Publicado em 04/05/2020 às 07h06.

Pesquisadores do Butantan combinam técnicas de biotecnologia para formular vacina

A nova estratégia é inspirada em um mecanismo usado por certas bactérias para “despistar” nosso sistema imune

Redação
Foto: National Institute of Allergy and Infectious Diseases (NIAID)
Foto: National Institute of Allergy and Infectious Diseases (NIAID)

 

Pesquisadores do Instituto Butantan vão combinar técnicas inovadoras de biotecnologia para formular uma nova vacina contra a Covid-19. O objetivo é induzir no organismo, de modo mais efetivo, diferentes tipos de resposta imune contra o novo coronavírus (SARS-CoV-2).

A nova estratégia é inspirada em um mecanismo usado por certas bactérias para “despistar” nosso sistema imune: elas liberam pequenas esferas feitas com o material de suas membranas como iscas para desviar a defesa do organismo. Essas vesículas, denominadas membranas pelos pesquisadores, têm a propriedade de ativar intensamente o sistema imunológico e, por isso, atraem células e moléculas da defesa do organismo.

Os pesquisadores vão aproveitar esse artifício das vesículas de membrana e acoplar a elas proteínas de superfície do novo coronavírus. Criadas em laboratório, essas vesículas atrairiam a defesa imune contra as proteínas de superfície do SARS-CoV-2, induzindo uma memória a ser mobilizada no caso de uma eventual infecção. A formulação estimularia não só a produção de anticorpos, mas também de outras células ligadas ao sistema imune, como macrófagos e glóbulos brancos.

“Para essa abordagem, juntamos duas estratégias diferentes que já vínhamos utilizando no desenvolvimento de vacinas contra outras doenças. A nova técnica permite que as formulações contenham uma grande quantidade de um ou mais antígenos do vírus em uma plataforma fortemente adjuvante, induzindo uma resposta imune mais pronunciada”, diz Luciana Cezar Cerqueira Leite, pesquisadora do Laboratório de Desenvolvimento de Vacinas do Instituto Butantan.
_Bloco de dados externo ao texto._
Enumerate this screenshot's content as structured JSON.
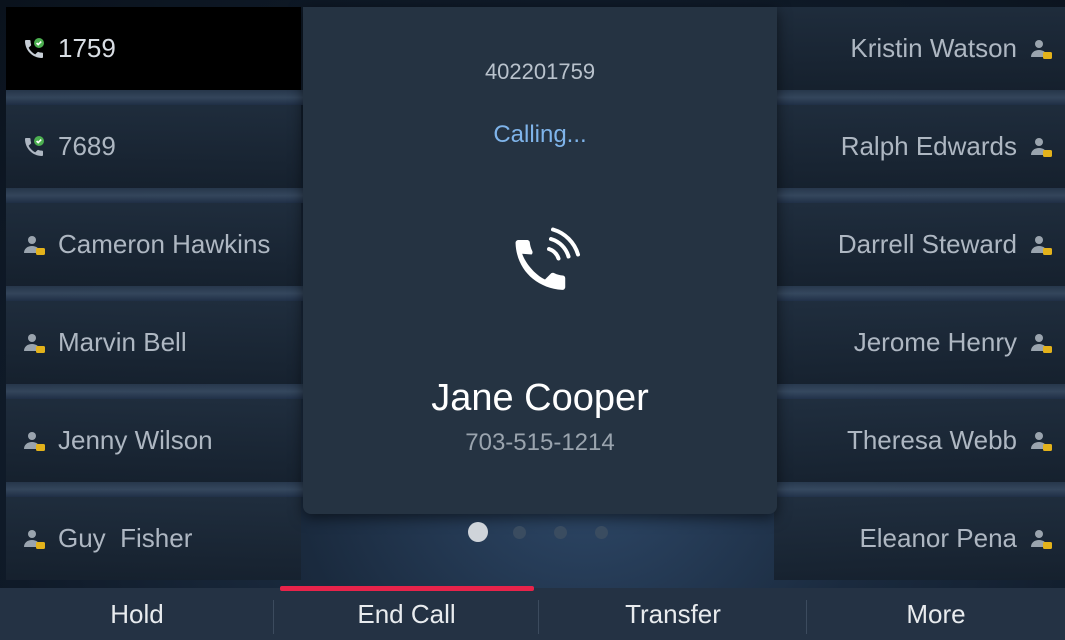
{
  "colors": {
    "popup_bg": "#253342",
    "calling_text": "#7fb4ea",
    "active_indicator": "#e8234a",
    "presence_badge": "#e3b21b",
    "call_active_badge": "#4caf50",
    "softkey_bar": "#243244"
  },
  "left_lines": [
    {
      "label": "1759",
      "icon": "phone-active-icon",
      "active": true
    },
    {
      "label": "7689",
      "icon": "phone-active-icon",
      "active": false
    },
    {
      "label": "Cameron Hawkins",
      "icon": "contact-presence-icon",
      "active": false
    },
    {
      "label": "Marvin Bell",
      "icon": "contact-presence-icon",
      "active": false
    },
    {
      "label": "Jenny Wilson",
      "icon": "contact-presence-icon",
      "active": false
    },
    {
      "label": "Guy  Fisher",
      "icon": "contact-presence-icon",
      "active": false
    }
  ],
  "right_lines": [
    {
      "label": "Kristin Watson",
      "icon": "contact-presence-icon"
    },
    {
      "label": "Ralph Edwards",
      "icon": "contact-presence-icon"
    },
    {
      "label": "Darrell Steward",
      "icon": "contact-presence-icon"
    },
    {
      "label": "Jerome Henry",
      "icon": "contact-presence-icon"
    },
    {
      "label": "Theresa Webb",
      "icon": "contact-presence-icon"
    },
    {
      "label": "Eleanor Pena",
      "icon": "contact-presence-icon"
    }
  ],
  "call": {
    "dialed_number": "402201759",
    "status": "Calling...",
    "icon": "phone-ringing-icon",
    "contact_name": "Jane Cooper",
    "contact_number": "703-515-1214"
  },
  "pagination": {
    "total_pages": 4,
    "current_page": 1
  },
  "softkeys": [
    {
      "label": "Hold"
    },
    {
      "label": "End Call",
      "active": true
    },
    {
      "label": "Transfer"
    },
    {
      "label": "More"
    }
  ]
}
O estudo, apoiado pela FAPESP, integra uma plataforma de pesquisa que envolve o desenvolvimento de vacinas para coqueluche, pneumonia, tuberculose e esquistossomose, com base em técnicas desenvolvidas para a BCG recombinante (usada para prevenir formas graves de tuberculose em crianças). Recentemente, foi criada uma nova linha no projeto voltada ao desenvolvimento de uma vacina para a Covid-19.
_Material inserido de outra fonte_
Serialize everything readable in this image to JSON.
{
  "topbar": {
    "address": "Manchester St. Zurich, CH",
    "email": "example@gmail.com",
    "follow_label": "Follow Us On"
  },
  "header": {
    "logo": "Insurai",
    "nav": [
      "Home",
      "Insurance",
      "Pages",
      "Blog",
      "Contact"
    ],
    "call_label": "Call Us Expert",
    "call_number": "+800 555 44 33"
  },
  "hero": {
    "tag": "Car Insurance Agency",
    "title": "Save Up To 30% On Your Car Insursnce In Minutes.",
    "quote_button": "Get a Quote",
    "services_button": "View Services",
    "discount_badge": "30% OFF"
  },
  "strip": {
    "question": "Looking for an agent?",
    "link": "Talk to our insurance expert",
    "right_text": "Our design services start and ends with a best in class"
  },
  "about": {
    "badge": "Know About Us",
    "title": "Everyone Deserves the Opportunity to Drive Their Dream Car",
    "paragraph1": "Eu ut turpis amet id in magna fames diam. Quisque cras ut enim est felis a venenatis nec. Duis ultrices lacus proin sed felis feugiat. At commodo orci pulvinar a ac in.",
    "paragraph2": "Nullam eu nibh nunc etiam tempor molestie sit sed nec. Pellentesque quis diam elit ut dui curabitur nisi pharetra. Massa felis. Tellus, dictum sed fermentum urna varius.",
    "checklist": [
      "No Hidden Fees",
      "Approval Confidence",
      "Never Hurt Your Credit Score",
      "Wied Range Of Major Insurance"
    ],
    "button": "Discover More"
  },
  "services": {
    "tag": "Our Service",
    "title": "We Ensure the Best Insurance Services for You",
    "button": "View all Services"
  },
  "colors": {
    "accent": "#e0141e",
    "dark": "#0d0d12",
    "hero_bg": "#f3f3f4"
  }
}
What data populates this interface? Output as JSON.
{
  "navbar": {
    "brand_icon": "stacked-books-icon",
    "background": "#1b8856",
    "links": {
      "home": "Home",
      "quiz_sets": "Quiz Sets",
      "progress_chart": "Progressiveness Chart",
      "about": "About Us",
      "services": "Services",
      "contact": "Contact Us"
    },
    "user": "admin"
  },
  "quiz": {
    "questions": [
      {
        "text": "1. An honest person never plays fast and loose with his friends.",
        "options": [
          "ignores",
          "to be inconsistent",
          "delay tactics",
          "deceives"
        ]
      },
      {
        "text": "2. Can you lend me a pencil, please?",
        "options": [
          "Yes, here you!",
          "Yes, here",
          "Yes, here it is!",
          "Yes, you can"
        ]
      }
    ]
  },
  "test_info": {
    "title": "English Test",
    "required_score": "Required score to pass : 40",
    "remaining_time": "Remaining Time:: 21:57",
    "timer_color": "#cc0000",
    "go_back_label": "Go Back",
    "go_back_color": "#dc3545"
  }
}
“No mundo todo, e aqui no Brasil também, estão sendo testadas diferentes técnicas. Muitas delas têm como base o que já estava sendo desenvolvido para outros vírus, como o que causou o surto de SARS em 2001. Esperamos que funcionem, mas o fato é que ninguém sabe se vão realmente proteger. Neste momento de pandemia, não é demais tentar estratégias diferentes. A nossa abordagem vai demorar mais para sair, mas, se aquelas que estão sendo testadas não funcionarem, já temos os planos B, C ou D”, diz a pesquisadora.

Muitas vacinas consistem em soluções com o patógeno morto ou atenuado. São as chamadas vacinas celulares que, ao serem injetadas no indivíduo, têm por objetivo desenvolver a resposta imune contra o microrganismo, como anticorpos específicos e outras células de defesa de modo seguro, sem sofrer as consequências da doença. Dessa forma o indivíduo fica imunizado, tendo uma “memória de combate” do próprio sistema imune contra um determinado patógeno.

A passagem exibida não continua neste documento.